Charting, coding, and triage all look like text problems. Until you read the case law. A view from the floor on where LLMs work in healthcare workflows, and where they should not be allowed near a patient.
Where they work
- Ambient documentation. Listening to the encounter and drafting the note for the clinician's review. The clinician edits, signs, owns. Massive time savings; clinicians love it; the legal posture is clean.
- Coding assist. Suggesting ICD-10/CPT codes from the documentation. The coder approves. Throughput up; coder satisfaction up; audit trail intact.
- Inbox triage. Drafting responses to non-urgent patient messages for clinician review. Frees up clinician time for the messages that need them.
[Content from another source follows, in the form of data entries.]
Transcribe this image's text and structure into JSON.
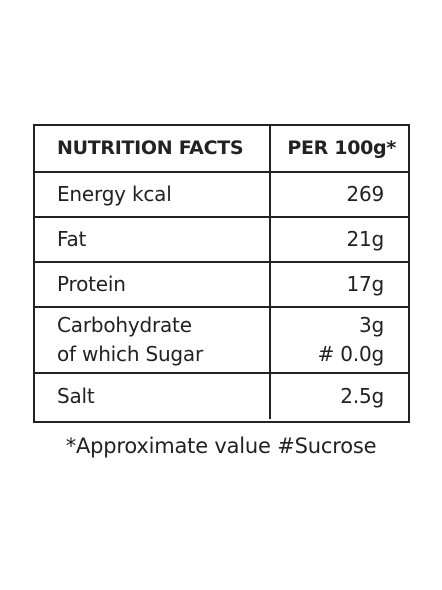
{
  "table": {
    "header": {
      "label": "NUTRITION FACTS",
      "value": "PER 100g*"
    },
    "rows": [
      {
        "label": "Energy kcal",
        "value": "269"
      },
      {
        "label": "Fat",
        "value": "21g"
      },
      {
        "label": "Protein",
        "value": "17g"
      },
      {
        "label": "Carbohydrate",
        "sub_label": "of which Sugar",
        "value": "3g",
        "sub_value": "# 0.0g"
      },
      {
        "label": "Salt",
        "value": "2.5g"
      }
    ]
  },
  "footnote": "*Approximate value #Sucrose"
}
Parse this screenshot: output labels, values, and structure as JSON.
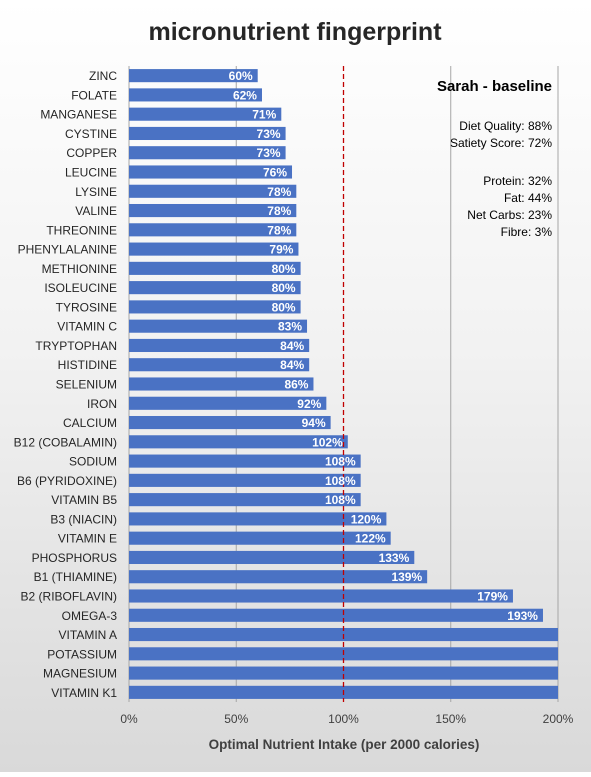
{
  "chart_data": {
    "type": "bar",
    "orientation": "horizontal",
    "title": "micronutrient fingerprint",
    "xlabel": "Optimal Nutrient Intake (per 2000 calories)",
    "ylabel": "",
    "xlim": [
      0,
      200
    ],
    "xticks": [
      "0%",
      "50%",
      "100%",
      "150%",
      "200%"
    ],
    "reference_line": {
      "value": 100,
      "style": "dashed",
      "color": "#c00000"
    },
    "grid": "vertical",
    "categories": [
      "ZINC",
      "FOLATE",
      "MANGANESE",
      "CYSTINE",
      "COPPER",
      "LEUCINE",
      "LYSINE",
      "VALINE",
      "THREONINE",
      "PHENYLALANINE",
      "METHIONINE",
      "ISOLEUCINE",
      "TYROSINE",
      "VITAMIN C",
      "TRYPTOPHAN",
      "HISTIDINE",
      "SELENIUM",
      "IRON",
      "CALCIUM",
      "B12 (COBALAMIN)",
      "SODIUM",
      "B6 (PYRIDOXINE)",
      "VITAMIN B5",
      "B3 (NIACIN)",
      "VITAMIN E",
      "PHOSPHORUS",
      "B1 (THIAMINE)",
      "B2 (RIBOFLAVIN)",
      "OMEGA-3",
      "VITAMIN A",
      "POTASSIUM",
      "MAGNESIUM",
      "VITAMIN K1"
    ],
    "values": [
      60,
      62,
      71,
      73,
      73,
      76,
      78,
      78,
      78,
      79,
      80,
      80,
      80,
      83,
      84,
      84,
      86,
      92,
      94,
      102,
      108,
      108,
      108,
      120,
      122,
      133,
      139,
      179,
      193,
      200,
      200,
      200,
      200
    ],
    "labels": [
      "60%",
      "62%",
      "71%",
      "73%",
      "73%",
      "76%",
      "78%",
      "78%",
      "78%",
      "79%",
      "80%",
      "80%",
      "80%",
      "83%",
      "84%",
      "84%",
      "86%",
      "92%",
      "94%",
      "102%",
      "108%",
      "108%",
      "108%",
      "120%",
      "122%",
      "133%",
      "139%",
      "179%",
      "193%",
      "",
      "",
      "",
      ""
    ],
    "bar_color": "#4a72c4"
  },
  "annotation": {
    "name": "Sarah - baseline",
    "lines_group1": [
      "Diet Quality: 88%",
      "Satiety Score: 72%"
    ],
    "lines_group2": [
      "Protein: 32%",
      "Fat: 44%",
      "Net Carbs: 23%",
      "Fibre: 3%"
    ]
  }
}
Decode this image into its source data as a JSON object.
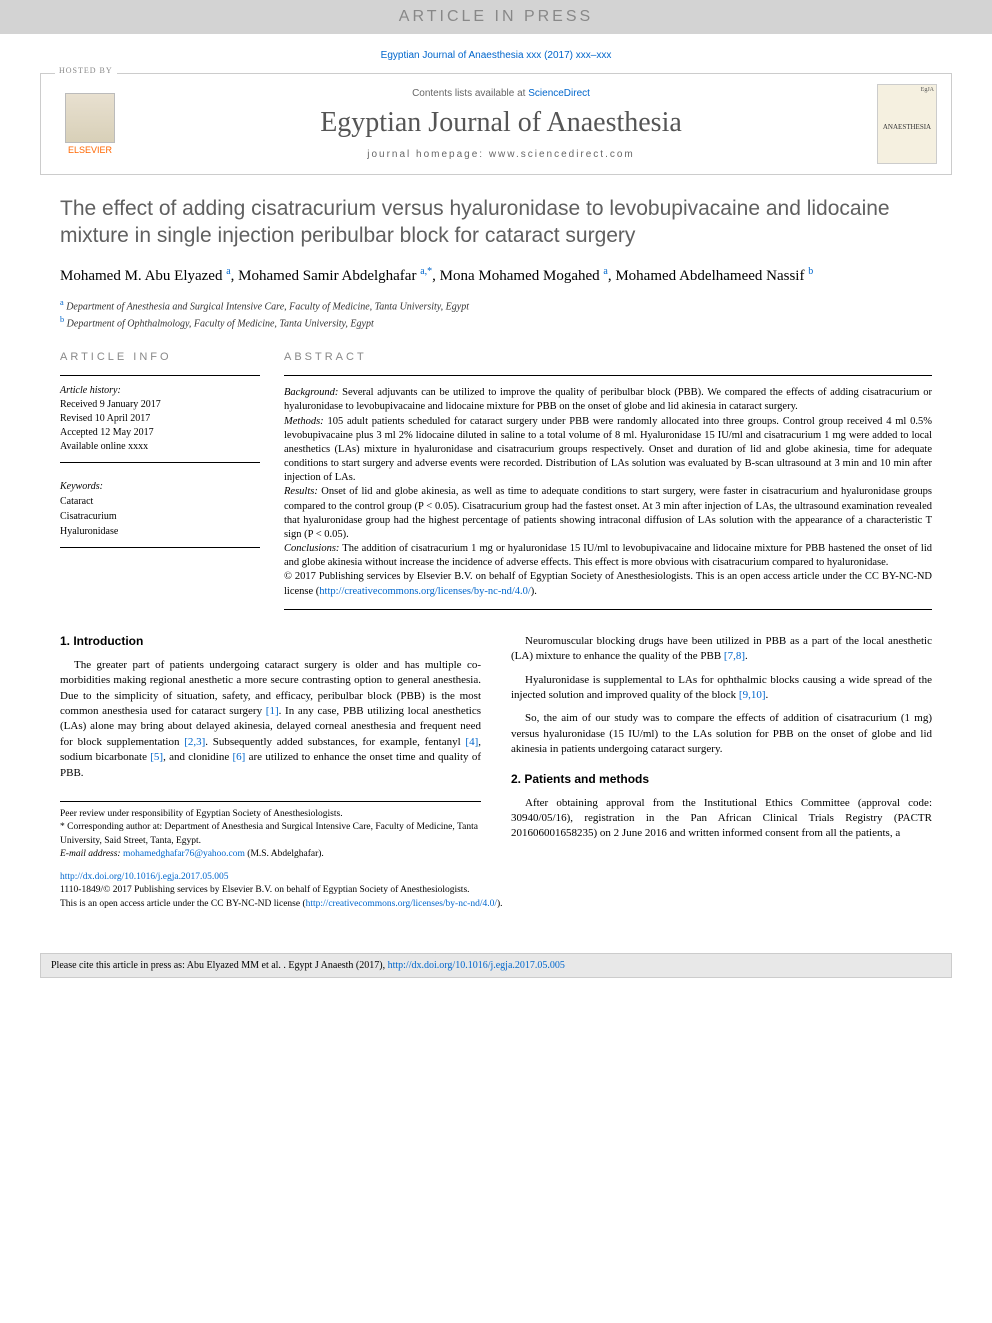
{
  "banner": {
    "text": "ARTICLE IN PRESS"
  },
  "citation": {
    "text": "Egyptian Journal of Anaesthesia xxx (2017) xxx–xxx"
  },
  "header": {
    "hosted_by": "HOSTED BY",
    "elsevier": "ELSEVIER",
    "contents": "Contents lists available at ",
    "contents_link": "ScienceDirect",
    "journal": "Egyptian Journal of Anaesthesia",
    "homepage": "journal homepage: www.sciencedirect.com",
    "cover_tag": "EgJA",
    "cover_title": "ANAESTHESIA"
  },
  "title": "The effect of adding cisatracurium versus hyaluronidase to levobupivacaine and lidocaine mixture in single injection peribulbar block for cataract surgery",
  "authors_html": "Mohamed M. Abu Elyazed <sup>a</sup>, Mohamed Samir Abdelghafar <sup>a,*</sup>, Mona Mohamed Mogahed <sup>a</sup>, Mohamed Abdelhameed Nassif <sup>b</sup>",
  "affiliations": {
    "a": "Department of Anesthesia and Surgical Intensive Care, Faculty of Medicine, Tanta University, Egypt",
    "b": "Department of Ophthalmology, Faculty of Medicine, Tanta University, Egypt"
  },
  "info": {
    "heading": "ARTICLE INFO",
    "history_label": "Article history:",
    "received": "Received 9 January 2017",
    "revised": "Revised 10 April 2017",
    "accepted": "Accepted 12 May 2017",
    "available": "Available online xxxx",
    "keywords_label": "Keywords:",
    "keywords": [
      "Cataract",
      "Cisatracurium",
      "Hyaluronidase"
    ]
  },
  "abstract": {
    "heading": "ABSTRACT",
    "background_label": "Background:",
    "background": " Several adjuvants can be utilized to improve the quality of peribulbar block (PBB). We compared the effects of adding cisatracurium or hyaluronidase to levobupivacaine and lidocaine mixture for PBB on the onset of globe and lid akinesia in cataract surgery.",
    "methods_label": "Methods:",
    "methods": " 105 adult patients scheduled for cataract surgery under PBB were randomly allocated into three groups. Control group received 4 ml 0.5% levobupivacaine plus 3 ml 2% lidocaine diluted in saline to a total volume of 8 ml. Hyaluronidase 15 IU/ml and cisatracurium 1 mg were added to local anesthetics (LAs) mixture in hyaluronidase and cisatracurium groups respectively. Onset and duration of lid and globe akinesia, time for adequate conditions to start surgery and adverse events were recorded. Distribution of LAs solution was evaluated by B-scan ultrasound at 3 min and 10 min after injection of LAs.",
    "results_label": "Results:",
    "results": " Onset of lid and globe akinesia, as well as time to adequate conditions to start surgery, were faster in cisatracurium and hyaluronidase groups compared to the control group (P < 0.05). Cisatracurium group had the fastest onset. At 3 min after injection of LAs, the ultrasound examination revealed that hyaluronidase group had the highest percentage of patients showing intraconal diffusion of LAs solution with the appearance of a characteristic T sign (P < 0.05).",
    "conclusions_label": "Conclusions:",
    "conclusions": " The addition of cisatracurium 1 mg or hyaluronidase 15 IU/ml to levobupivacaine and lidocaine mixture for PBB hastened the onset of lid and globe akinesia without increase the incidence of adverse effects. This effect is more obvious with cisatracurium compared to hyaluronidase.",
    "copyright": "© 2017 Publishing services by Elsevier B.V. on behalf of Egyptian Society of Anesthesiologists. This is an open access article under the CC BY-NC-ND license (",
    "license_url": "http://creativecommons.org/licenses/by-nc-nd/4.0/",
    "copyright_end": ")."
  },
  "body": {
    "intro_heading": "1. Introduction",
    "intro_p1": "The greater part of patients undergoing cataract surgery is older and has multiple co-morbidities making regional anesthetic a more secure contrasting option to general anesthesia. Due to the simplicity of situation, safety, and efficacy, peribulbar block (PBB) is the most common anesthesia used for cataract surgery ",
    "ref1": "[1]",
    "intro_p1b": ". In any case, PBB utilizing local anesthetics (LAs) alone may bring about delayed akinesia, delayed corneal anesthesia and frequent need for block supplementation ",
    "ref23": "[2,3]",
    "intro_p1c": ". Subsequently added substances, for example, fentanyl ",
    "ref4": "[4]",
    "intro_p1d": ", sodium bicarbonate ",
    "ref5": "[5]",
    "intro_p1e": ", and clonidine ",
    "ref6": "[6]",
    "intro_p1f": " are utilized to enhance the onset time and quality of PBB.",
    "intro_p2": "Neuromuscular blocking drugs have been utilized in PBB as a part of the local anesthetic (LA) mixture to enhance the quality of the PBB ",
    "ref78": "[7,8]",
    "intro_p2b": ".",
    "intro_p3": "Hyaluronidase is supplemental to LAs for ophthalmic blocks causing a wide spread of the injected solution and improved quality of the block ",
    "ref910": "[9,10]",
    "intro_p3b": ".",
    "intro_p4": "So, the aim of our study was to compare the effects of addition of cisatracurium (1 mg) versus hyaluronidase (15 IU/ml) to the LAs solution for PBB on the onset of globe and lid akinesia in patients undergoing cataract surgery.",
    "methods_heading": "2. Patients and methods",
    "methods_p1": "After obtaining approval from the Institutional Ethics Committee (approval code: 30940/05/16), registration in the Pan African Clinical Trials Registry (PACTR 201606001658235) on 2 June 2016 and written informed consent from all the patients, a"
  },
  "footnotes": {
    "peer": "Peer review under responsibility of Egyptian Society of Anesthesiologists.",
    "corr": "* Corresponding author at: Department of Anesthesia and Surgical Intensive Care, Faculty of Medicine, Tanta University, Said Street, Tanta, Egypt.",
    "email_label": "E-mail address: ",
    "email": "mohamedghafar76@yahoo.com",
    "email_suffix": " (M.S. Abdelghafar)."
  },
  "doi": {
    "url": "http://dx.doi.org/10.1016/j.egja.2017.05.005",
    "line2": "1110-1849/© 2017 Publishing services by Elsevier B.V. on behalf of Egyptian Society of Anesthesiologists.",
    "line3": "This is an open access article under the CC BY-NC-ND license (",
    "license": "http://creativecommons.org/licenses/by-nc-nd/4.0/",
    "line3_end": ")."
  },
  "citebox": {
    "text": "Please cite this article in press as: Abu Elyazed MM et al. . Egypt J Anaesth (2017), ",
    "url": "http://dx.doi.org/10.1016/j.egja.2017.05.005"
  },
  "colors": {
    "link": "#0066cc",
    "banner_bg": "#d3d3d3",
    "title_gray": "#606060",
    "elsevier_orange": "#ff6600"
  }
}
- Prior authorization. Drafting the appeal letter from the chart and the denial reason. A surprisingly high-leverage application.
Where they break
- Autonomous triage. The cost of missing one acute case dwarfs the savings of triaging a thousand routine ones. The model goes in front of a clinician, not in front of the patient.
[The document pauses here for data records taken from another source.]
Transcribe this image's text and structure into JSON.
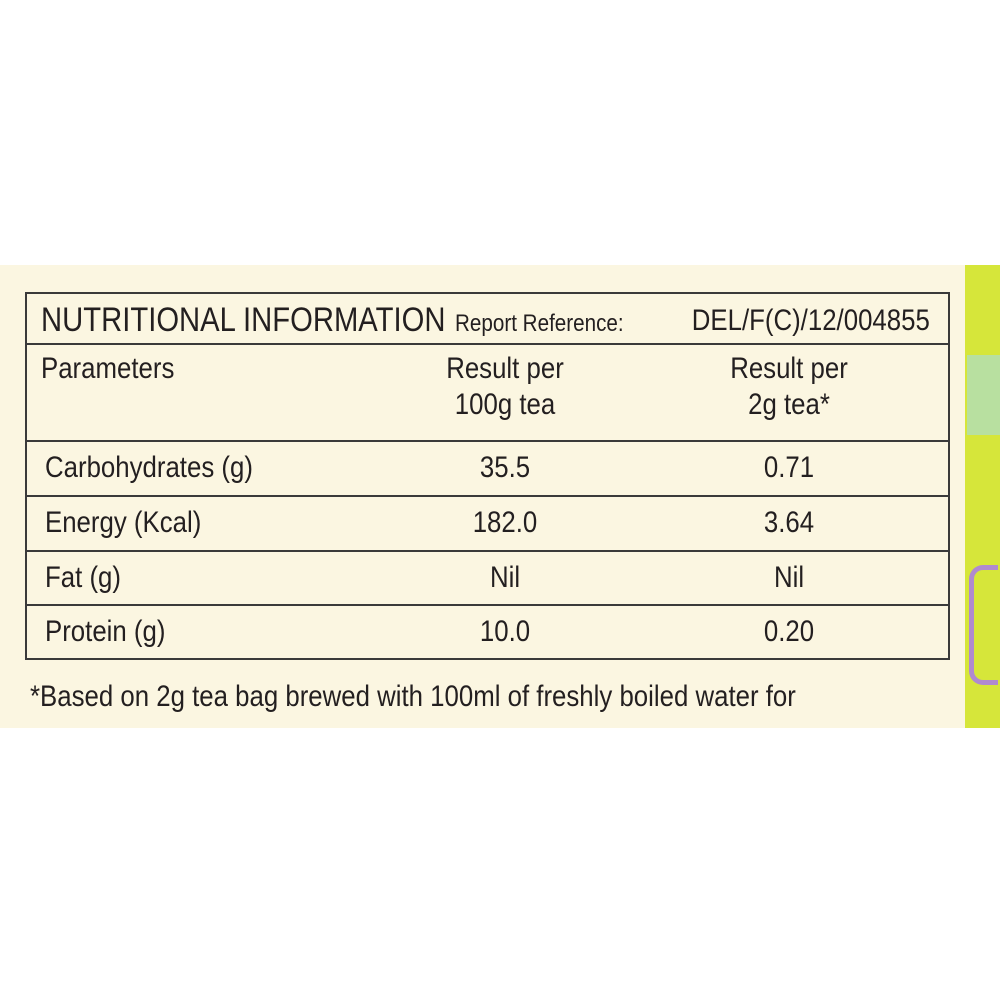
{
  "title": "NUTRITIONAL INFORMATION",
  "report_reference": {
    "label": "Report Reference:",
    "value": "DEL/F(C)/12/004855"
  },
  "table": {
    "headers": [
      [
        "Parameters"
      ],
      [
        "Result per",
        "100g tea"
      ],
      [
        "Result per",
        "2g tea*"
      ]
    ],
    "rows": [
      [
        "Carbohydrates (g)",
        "35.5",
        "0.71"
      ],
      [
        "Energy (Kcal)",
        "182.0",
        "3.64"
      ],
      [
        "Fat (g)",
        "Nil",
        "Nil"
      ],
      [
        "Protein (g)",
        "10.0",
        "0.20"
      ]
    ]
  },
  "footnote": "*Based on 2g tea bag brewed with 100ml of freshly boiled water for"
}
- Diagnosis. Even with a clinician in the loop, raw diagnosis is too high-stakes for current models without specialty-specific evaluation. Use it as differential generation, not as the answer.
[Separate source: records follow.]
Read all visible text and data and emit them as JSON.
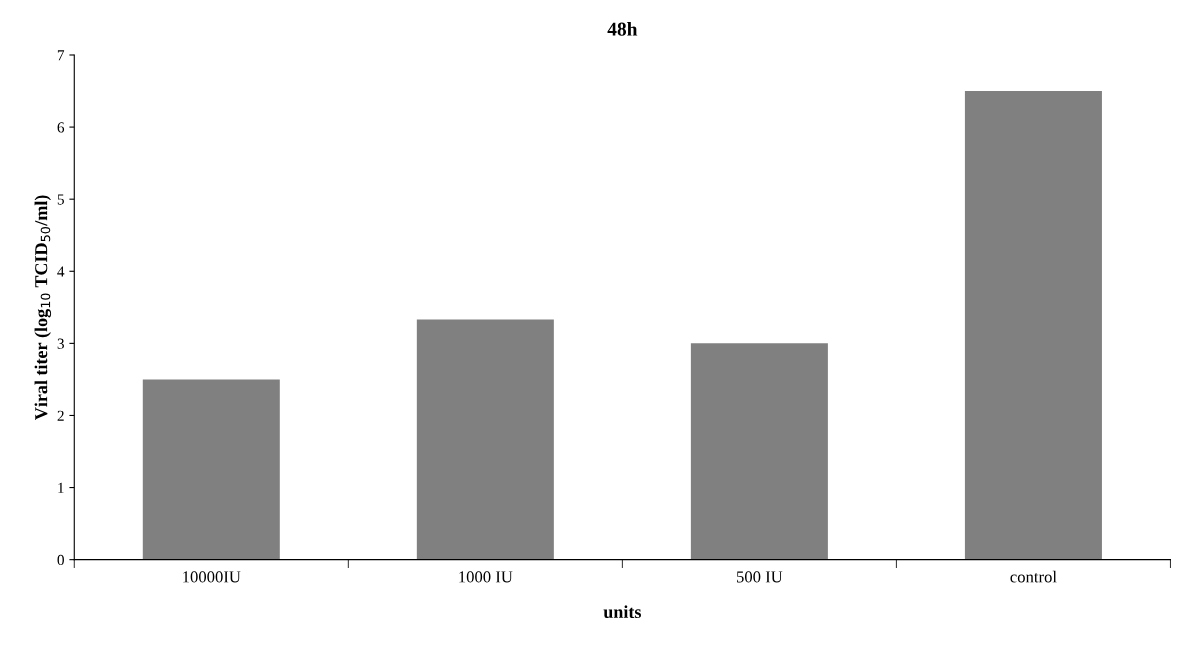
{
  "chart_data": {
    "type": "bar",
    "title": "48h",
    "xlabel": "units",
    "ylabel": "Viral titer (log$_{10}$ TCID$_{50}$/ml)",
    "categories": [
      "10000IU",
      "1000 IU",
      "500 IU",
      "control"
    ],
    "values": [
      2.5,
      3.33,
      3.0,
      6.5
    ],
    "color": "#808080",
    "ylim": [
      0,
      7
    ],
    "yticks": [
      0,
      1,
      2,
      3,
      4,
      5,
      6,
      7
    ],
    "grid": false,
    "legend": false
  }
}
- Medication orders. Hard no, in our practice. Even with HITL, the failure mode is too dangerous and the regulatory exposure is severe.
- Direct-to-patient symptom checkers without a clinician backstop. A liability problem disguised as a product.
What HIPAA actually demands
HIPAA does not say "no LLMs." It says: a Business Associate Agreement with any vendor that touches PHI, audit logs, access controls, encryption in transit and at rest, breach notification. Most major model providers will sign a BAA in 2026. Read it. Track which models are covered (not all are).
In healthcare AI, the question is never "can the model do this?" It is "who is the responsible clinician for this decision, and have they signed off?"
The clinical AI rollout pattern that works
Pilot with one specialty, one workflow, one site. Measure: time saved, error rate, clinician satisfaction. Iterate for a quarter. Then expand. The hospitals we have seen succeed move slowly and well; the ones that have failed went broad before they went deep.